I am not yet Internally Owned by my Master. He wishes do not yet control my subconscious mind. We just aren’t there yet. Working on it? Of course, but it takes time. It takes time to have blind faith in a person and when that person controls your fate, it can take any longer. I still second guess, but I obey in most things no matter what. I said most things because I subscribe to no illusion of perfection in my slavery. It does not exist. Even when I am fully consciously and subconsciously owned, it will not exist. I will never respond perfectly every time. No one will, no matter how deep the brainwashing or i.e. or pure devotion goes. We are human. We will fail on occasion or perhaps more often.

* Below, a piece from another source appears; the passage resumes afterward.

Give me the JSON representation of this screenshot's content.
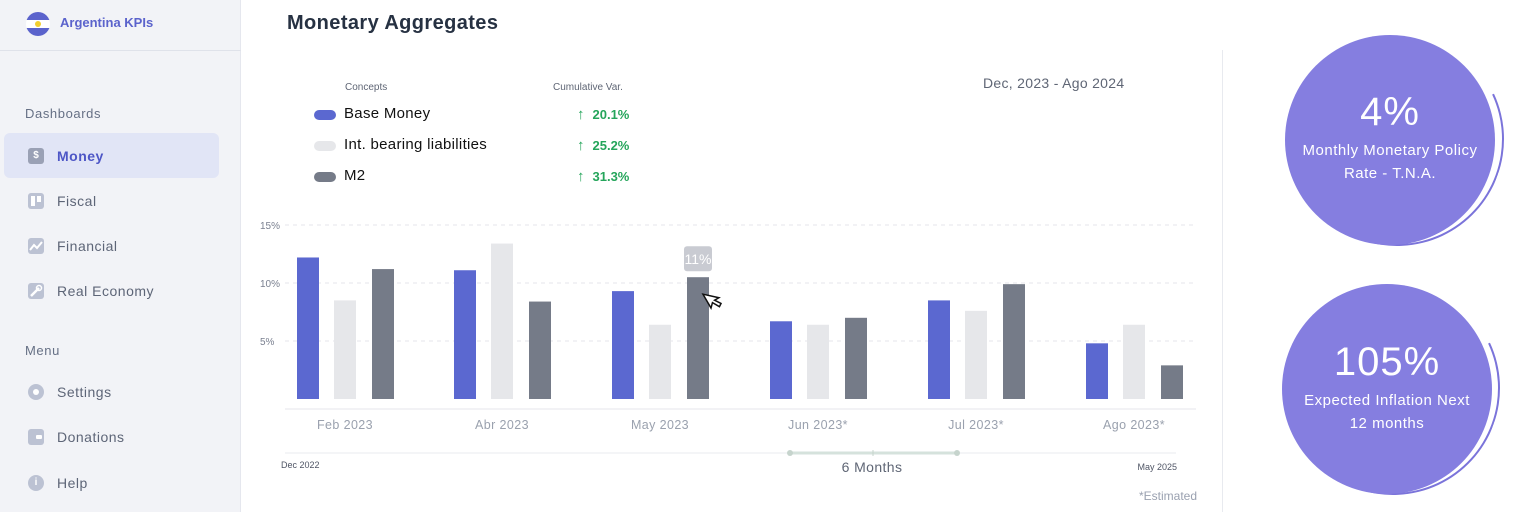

I am not sure if I would want to be internally owned and some would say it is not my choice, but those people are wrong. Of course it is. I will have to consciously submit to every part of the process of my Internal Mastering before I am able to submit to it subconsciously and reach the goal of Internal Enslavement. The good thing is, I have a patient Master. He says this to me every time I rebel. “Don’t worry, Pet. I am patient. You will eventually submit.” I know this to be true and maybe that knowing is the building block of everything that is to come. I rebelled against Master’s desire for other slaves. If you’ve read this blog for long, you know that. Now, I have the same thoughts on it that he does. Did I change my mind or did he change my mind for me? I don’t know. It’s seamless. I know he is conquering me slowly but surely and while I used to, I no longer feel it as a lose of myself. I am becoming what he wants me to be. To me, this is all gain. Again, is this my thinking or is it his programming. I don’t know and moreover, it does not matter. A year ago, I could not have said that.

Now when I read over what I just wrote, and especially read the last two paragraphs all together, the truth comes out, doesn’t it?? I had to read it again before I saw it.? I boldly said that “I am not yet internally owned by my Master.” I made bold statements about my ownership.? Obviously the rest of my next to the last paragraph makes mocks that cluster of free thinking statement, doesn’t it? I am internally owned.? I said something different but it seems my subconscious mind is always betraying me.? This is why Master smirks when I tell him that eventually I will submit fully to me. He knows that on many levels he already has me.? I can see it when I look for it, but looking for it is the hard part. Wow.. Who knew you could get all of that from a Gothe quote? Here’s another,

“Treat an individual as he is, he will remain so. Treat an individual the way he can be and ought to be, and he will become as he can be and should be.” I think Master must have read that one.